News Washington columnist Douglas Turner writes that “the century-old model of protecting (the Great Lakes) isn’t working at all”, but that “a Canadian author and activist, Maude Barlow, and her Council of Canadians have a better answer.”
He notes, “The Council of Canadians is proposing that the Great Lakes system, its tributaries and aquifers and the St. Lawrence basin be considered an endangered binational ‘Commons’ owned by everybody, certainly not by corporate or government power structures, which have failed to save the lakes from new threats. …The Council of Canadians’ ‘Commons’ approach is like the one that fostered the environmental movement a half century ago: grass-roots, anticipating stone-like resistance from centers of power. Cities, villages, towns and counties of the Great Lakes basin would one by one pass a declaration that the system is an irreplaceable biological resource of drinking water and earth-friendly uses.”

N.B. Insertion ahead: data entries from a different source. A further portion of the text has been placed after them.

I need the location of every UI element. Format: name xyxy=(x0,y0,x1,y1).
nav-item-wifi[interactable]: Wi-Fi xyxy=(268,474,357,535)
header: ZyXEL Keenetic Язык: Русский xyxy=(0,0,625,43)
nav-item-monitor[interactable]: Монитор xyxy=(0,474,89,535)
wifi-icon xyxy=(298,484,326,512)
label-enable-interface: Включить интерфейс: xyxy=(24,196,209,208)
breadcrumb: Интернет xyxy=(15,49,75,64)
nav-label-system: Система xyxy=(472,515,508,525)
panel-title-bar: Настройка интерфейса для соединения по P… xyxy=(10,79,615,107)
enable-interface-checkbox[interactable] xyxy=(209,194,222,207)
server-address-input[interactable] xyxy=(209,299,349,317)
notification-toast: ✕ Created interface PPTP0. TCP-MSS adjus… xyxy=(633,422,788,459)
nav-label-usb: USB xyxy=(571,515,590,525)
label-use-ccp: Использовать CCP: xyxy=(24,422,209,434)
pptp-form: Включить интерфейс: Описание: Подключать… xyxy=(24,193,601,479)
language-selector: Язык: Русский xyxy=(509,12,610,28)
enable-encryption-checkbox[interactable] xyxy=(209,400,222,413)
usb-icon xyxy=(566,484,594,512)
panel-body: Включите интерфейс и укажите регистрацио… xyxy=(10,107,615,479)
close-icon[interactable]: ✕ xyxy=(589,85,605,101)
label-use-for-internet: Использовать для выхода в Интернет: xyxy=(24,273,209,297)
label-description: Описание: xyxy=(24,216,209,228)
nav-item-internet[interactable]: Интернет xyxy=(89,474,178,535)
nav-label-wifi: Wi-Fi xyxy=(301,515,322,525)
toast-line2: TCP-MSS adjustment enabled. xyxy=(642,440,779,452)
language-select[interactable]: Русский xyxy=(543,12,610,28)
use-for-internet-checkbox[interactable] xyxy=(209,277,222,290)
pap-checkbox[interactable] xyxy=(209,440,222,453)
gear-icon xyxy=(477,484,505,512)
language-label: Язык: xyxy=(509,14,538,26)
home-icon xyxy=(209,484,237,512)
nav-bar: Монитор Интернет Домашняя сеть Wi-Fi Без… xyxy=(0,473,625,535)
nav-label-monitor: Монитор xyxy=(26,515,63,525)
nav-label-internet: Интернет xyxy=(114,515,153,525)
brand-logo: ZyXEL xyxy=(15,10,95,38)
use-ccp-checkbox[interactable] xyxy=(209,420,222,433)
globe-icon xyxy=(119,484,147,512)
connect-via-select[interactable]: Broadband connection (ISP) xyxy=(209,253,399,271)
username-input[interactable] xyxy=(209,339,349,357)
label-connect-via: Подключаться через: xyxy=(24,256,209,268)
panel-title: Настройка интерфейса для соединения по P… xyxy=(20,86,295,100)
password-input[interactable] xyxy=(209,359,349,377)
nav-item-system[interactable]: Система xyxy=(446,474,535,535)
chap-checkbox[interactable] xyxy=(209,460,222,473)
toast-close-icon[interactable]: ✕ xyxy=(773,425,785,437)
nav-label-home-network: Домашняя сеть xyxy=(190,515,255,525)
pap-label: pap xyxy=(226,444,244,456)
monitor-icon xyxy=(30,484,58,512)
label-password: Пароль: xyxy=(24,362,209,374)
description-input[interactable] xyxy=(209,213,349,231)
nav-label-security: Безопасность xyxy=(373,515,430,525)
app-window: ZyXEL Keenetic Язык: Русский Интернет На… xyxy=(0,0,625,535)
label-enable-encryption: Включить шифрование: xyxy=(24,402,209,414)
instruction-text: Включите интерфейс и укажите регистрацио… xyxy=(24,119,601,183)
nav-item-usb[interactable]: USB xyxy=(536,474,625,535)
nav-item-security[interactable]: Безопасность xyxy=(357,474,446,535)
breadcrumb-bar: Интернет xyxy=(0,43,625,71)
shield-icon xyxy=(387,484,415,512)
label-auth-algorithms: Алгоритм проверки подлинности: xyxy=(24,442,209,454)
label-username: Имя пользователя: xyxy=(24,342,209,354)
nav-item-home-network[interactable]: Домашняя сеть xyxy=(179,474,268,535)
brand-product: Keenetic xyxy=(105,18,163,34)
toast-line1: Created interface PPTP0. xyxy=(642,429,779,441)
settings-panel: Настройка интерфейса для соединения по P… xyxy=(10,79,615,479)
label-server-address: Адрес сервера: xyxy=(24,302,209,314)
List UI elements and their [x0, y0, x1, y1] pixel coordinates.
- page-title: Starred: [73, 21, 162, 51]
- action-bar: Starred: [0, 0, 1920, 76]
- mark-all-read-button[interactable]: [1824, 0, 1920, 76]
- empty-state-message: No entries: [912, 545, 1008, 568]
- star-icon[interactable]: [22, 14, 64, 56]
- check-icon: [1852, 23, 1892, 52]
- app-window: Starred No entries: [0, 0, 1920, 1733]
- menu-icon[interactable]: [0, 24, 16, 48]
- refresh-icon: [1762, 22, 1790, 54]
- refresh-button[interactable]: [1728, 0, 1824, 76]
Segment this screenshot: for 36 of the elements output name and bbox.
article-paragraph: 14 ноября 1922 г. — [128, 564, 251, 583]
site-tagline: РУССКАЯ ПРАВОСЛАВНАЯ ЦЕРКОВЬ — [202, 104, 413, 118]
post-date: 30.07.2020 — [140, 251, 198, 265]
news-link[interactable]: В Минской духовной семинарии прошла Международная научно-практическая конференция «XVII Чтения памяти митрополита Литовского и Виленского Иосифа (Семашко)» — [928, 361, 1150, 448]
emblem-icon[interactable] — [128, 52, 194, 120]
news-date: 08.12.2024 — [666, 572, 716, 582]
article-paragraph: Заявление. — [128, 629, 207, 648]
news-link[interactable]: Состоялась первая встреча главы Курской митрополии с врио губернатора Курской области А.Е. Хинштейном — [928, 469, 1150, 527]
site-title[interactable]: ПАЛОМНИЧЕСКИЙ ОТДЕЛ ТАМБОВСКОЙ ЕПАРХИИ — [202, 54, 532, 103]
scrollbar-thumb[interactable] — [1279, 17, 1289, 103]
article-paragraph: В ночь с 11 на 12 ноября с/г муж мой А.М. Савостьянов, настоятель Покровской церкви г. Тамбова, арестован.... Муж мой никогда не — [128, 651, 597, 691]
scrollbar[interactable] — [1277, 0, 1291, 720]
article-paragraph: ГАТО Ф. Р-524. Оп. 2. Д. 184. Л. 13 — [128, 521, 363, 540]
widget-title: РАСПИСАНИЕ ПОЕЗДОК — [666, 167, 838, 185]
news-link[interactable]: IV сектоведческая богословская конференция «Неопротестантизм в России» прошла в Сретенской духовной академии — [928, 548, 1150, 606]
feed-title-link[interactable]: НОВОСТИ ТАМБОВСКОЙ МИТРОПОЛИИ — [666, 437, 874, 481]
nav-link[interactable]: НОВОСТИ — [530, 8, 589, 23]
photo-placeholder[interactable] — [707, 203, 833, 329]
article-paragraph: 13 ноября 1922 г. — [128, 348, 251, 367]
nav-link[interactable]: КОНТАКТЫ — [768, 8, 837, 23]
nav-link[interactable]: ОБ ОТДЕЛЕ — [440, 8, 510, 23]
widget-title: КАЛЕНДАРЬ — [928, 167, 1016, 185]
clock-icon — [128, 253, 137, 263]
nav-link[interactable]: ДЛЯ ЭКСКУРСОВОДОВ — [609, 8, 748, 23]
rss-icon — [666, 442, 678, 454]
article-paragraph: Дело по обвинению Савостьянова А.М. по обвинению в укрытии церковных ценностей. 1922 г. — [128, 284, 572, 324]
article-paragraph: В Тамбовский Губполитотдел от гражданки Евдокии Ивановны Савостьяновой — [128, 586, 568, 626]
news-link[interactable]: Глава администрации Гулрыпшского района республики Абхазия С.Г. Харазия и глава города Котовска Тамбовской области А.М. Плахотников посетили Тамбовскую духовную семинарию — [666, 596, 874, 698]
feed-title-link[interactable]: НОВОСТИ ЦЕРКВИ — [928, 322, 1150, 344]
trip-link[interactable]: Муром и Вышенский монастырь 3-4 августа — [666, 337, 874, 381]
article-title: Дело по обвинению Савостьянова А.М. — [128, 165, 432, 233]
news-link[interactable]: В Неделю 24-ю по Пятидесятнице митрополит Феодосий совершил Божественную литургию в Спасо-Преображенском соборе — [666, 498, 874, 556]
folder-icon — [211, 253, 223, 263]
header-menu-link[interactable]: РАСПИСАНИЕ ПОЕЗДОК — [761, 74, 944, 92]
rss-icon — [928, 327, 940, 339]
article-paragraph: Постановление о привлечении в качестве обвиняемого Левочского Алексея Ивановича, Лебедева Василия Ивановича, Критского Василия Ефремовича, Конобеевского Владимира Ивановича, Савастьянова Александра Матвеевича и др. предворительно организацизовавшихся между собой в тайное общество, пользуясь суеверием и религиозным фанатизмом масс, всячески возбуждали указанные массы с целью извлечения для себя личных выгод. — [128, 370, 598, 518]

Turner highlights in his column published in the Buffalo News that, “Barlow is on a six-month speaking tour, her second in two years, in the United States and Ontario. She will speak at Monroe Community College in Rochester on April 25.”
This evening Barlow is speaking in Milwaukee, Wisconsin. That city is located on Lake Michigan just 160 kilometres along the shoreline from the BP refinery in Whiting, Illinois. That refinery receives more than 400,000 barrels a day from the tar sands in northern Alberta. It is fed by the Enbridge pipeline that burst in July 2010 and spilled more than 23,000 barrels of diluted bitumen along a 48-kilometre stretch of the Kalamazoo River.